Survey of (UK) School Libraries shows gulf between best and the rest
There is a growing gap between the best services and those where resources and management support are failing, according to a new CILIP School Libraries Group report.
The national survey of UK school libraries has just been completed, with detailed replies from 1,547 secondary, middle, special and independent schools and exhaustive activity reports from over 1,000 of these, supplemented by information from 655 primary schools.
The final report School Libraries in the UK: a worthwhile past, a difficult present – and a transformed future? concludes that the vision and support of senior management is vital to success. It is crucial that school management recognise the difference that a good school library can make.

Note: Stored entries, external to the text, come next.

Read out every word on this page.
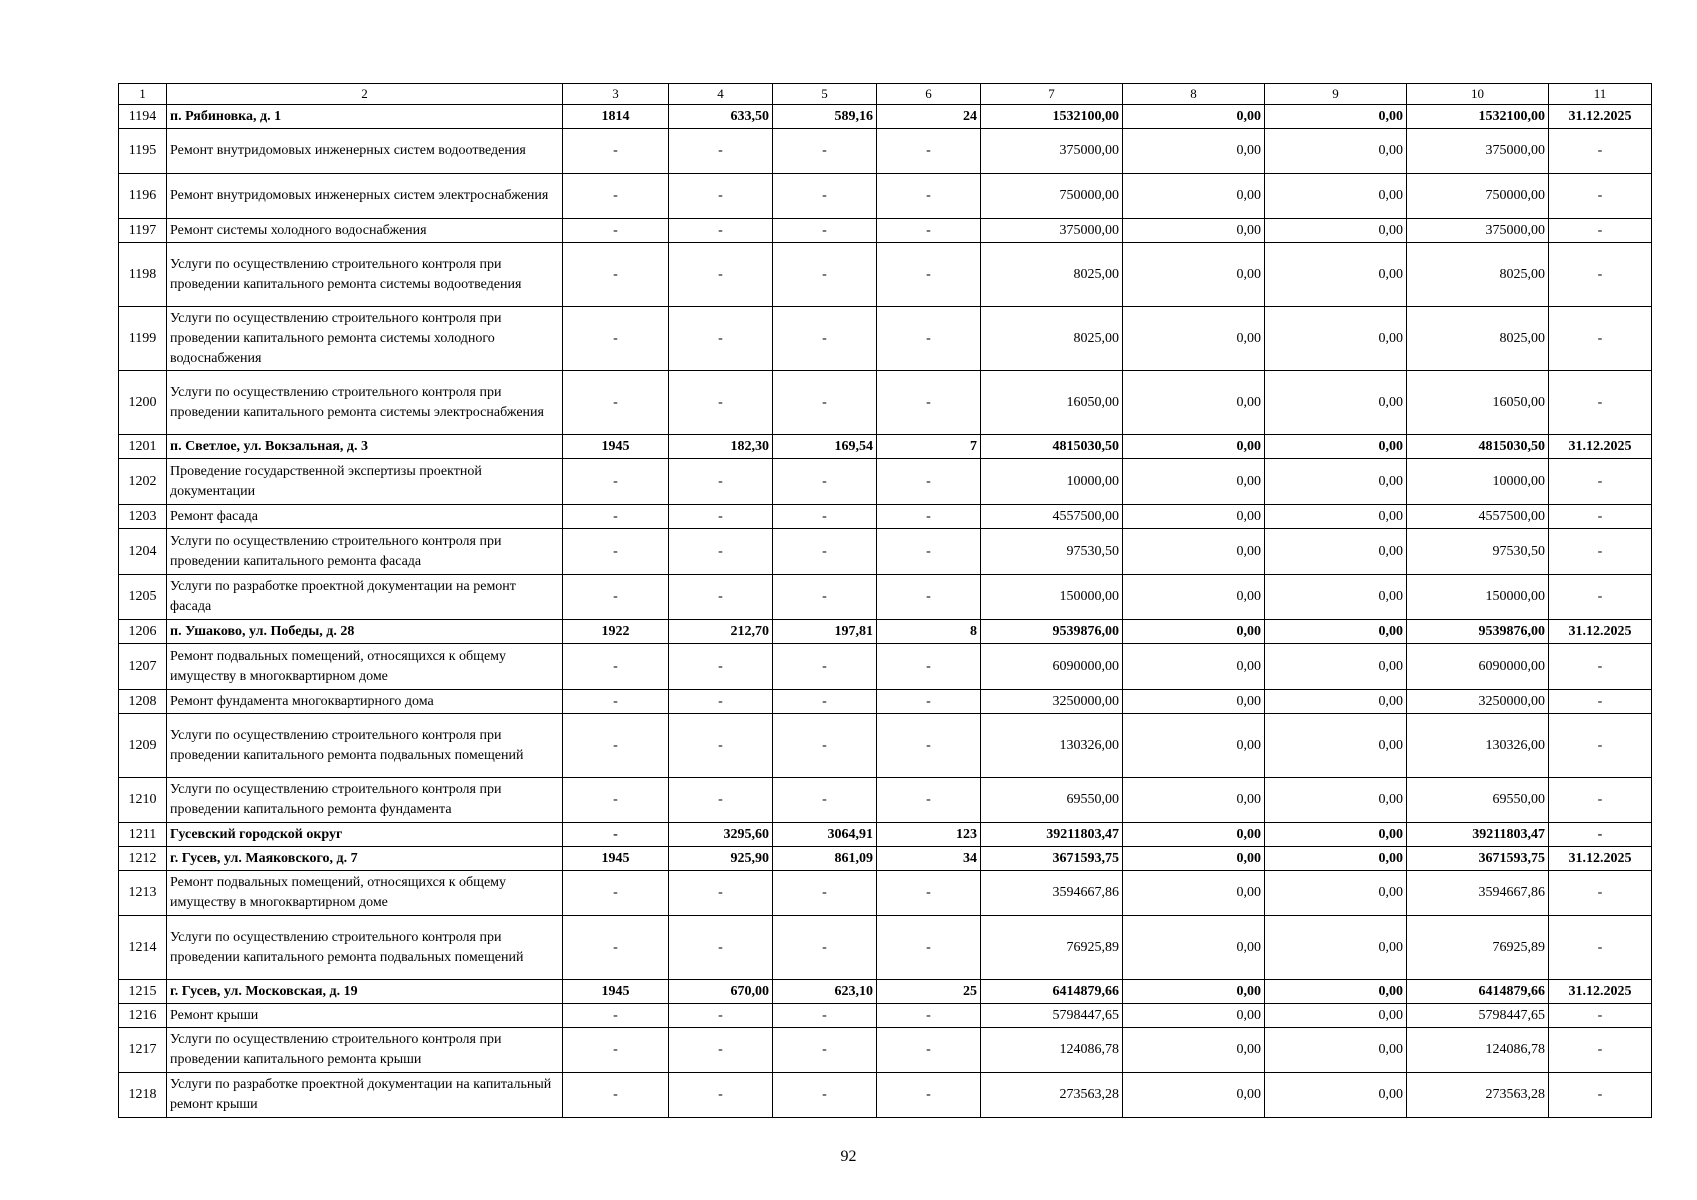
1	2	3	4	5	6	7	8	9	10	11
1194	п. Рябиновка, д. 1	1814	633,50	589,16	24	1532100,00	0,00	0,00	1532100,00	31.12.2025
1195	Ремонт внутридомовых инженерных систем водоотведения	-	-	-	-	375000,00	0,00	0,00	375000,00	-
1196	Ремонт внутридомовых инженерных систем электроснабжения	-	-	-	-	750000,00	0,00	0,00	750000,00	-
1197	Ремонт системы холодного водоснабжения	-	-	-	-	375000,00	0,00	0,00	375000,00	-
1198	Услуги по осуществлению строительного контроля при проведении капитального ремонта системы водоотведения	-	-	-	-	8025,00	0,00	0,00	8025,00	-
1199	Услуги по осуществлению строительного контроля при проведении капитального ремонта системы холодного водоснабжения	-	-	-	-	8025,00	0,00	0,00	8025,00	-
1200	Услуги по осуществлению строительного контроля при проведении капитального ремонта системы электроснабжения	-	-	-	-	16050,00	0,00	0,00	16050,00	-
1201	п. Светлое, ул. Вокзальная, д. 3	1945	182,30	169,54	7	4815030,50	0,00	0,00	4815030,50	31.12.2025
1202	Проведение государственной экспертизы проектной документации	-	-	-	-	10000,00	0,00	0,00	10000,00	-
1203	Ремонт фасада	-	-	-	-	4557500,00	0,00	0,00	4557500,00	-
1204	Услуги по осуществлению строительного контроля при проведении капитального ремонта фасада	-	-	-	-	97530,50	0,00	0,00	97530,50	-
1205	Услуги по разработке проектной документации на ремонт фасада	-	-	-	-	150000,00	0,00	0,00	150000,00	-
1206	п. Ушаково, ул. Победы, д. 28	1922	212,70	197,81	8	9539876,00	0,00	0,00	9539876,00	31.12.2025
1207	Ремонт подвальных помещений, относящихся к общему имуществу в многоквартирном доме	-	-	-	-	6090000,00	0,00	0,00	6090000,00	-
1208	Ремонт фундамента многоквартирного дома	-	-	-	-	3250000,00	0,00	0,00	3250000,00	-
1209	Услуги по осуществлению строительного контроля при проведении капитального ремонта подвальных помещений	-	-	-	-	130326,00	0,00	0,00	130326,00	-
1210	Услуги по осуществлению строительного контроля при проведении капитального ремонта фундамента	-	-	-	-	69550,00	0,00	0,00	69550,00	-
1211	Гусевский городской округ	-	3295,60	3064,91	123	39211803,47	0,00	0,00	39211803,47	-
1212	г. Гусев, ул. Маяковского, д. 7	1945	925,90	861,09	34	3671593,75	0,00	0,00	3671593,75	31.12.2025
1213	Ремонт подвальных помещений, относящихся к общему имуществу в многоквартирном доме	-	-	-	-	3594667,86	0,00	0,00	3594667,86	-
1214	Услуги по осуществлению строительного контроля при проведении капитального ремонта подвальных помещений	-	-	-	-	76925,89	0,00	0,00	76925,89	-
1215	г. Гусев, ул. Московская, д. 19	1945	670,00	623,10	25	6414879,66	0,00	0,00	6414879,66	31.12.2025
1216	Ремонт крыши	-	-	-	-	5798447,65	0,00	0,00	5798447,65	-
1217	Услуги по осуществлению строительного контроля при проведении капитального ремонта крыши	-	-	-	-	124086,78	0,00	0,00	124086,78	-
1218	Услуги по разработке проектной документации на капитальный ремонт крыши	-	-	-	-	273563,28	0,00	0,00	273563,28	-
92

Currently, it is not a statutory requirement for schools in England to have a school library. Making school libraries and librarians statutory would be a big help in securing the vital role that libraries can play in enhancing teaching and learning.
Professor Stephen Heppell said: “The evidence continues to accumulate that libraries - and their librarians - lie absolutely at the heart of 3rd millennium learning organisations: a place for scholarship, a place to escape into adventures, a place of discovery, a place to share and explore, a place for deep thought, a place for surprise, and above all else a place absolutely without limits. The best schools have libraries at their centres not as some sad throwback to an earlier age but as a clear and evocative prototype of what ambitious learning might look like in this century of learning.”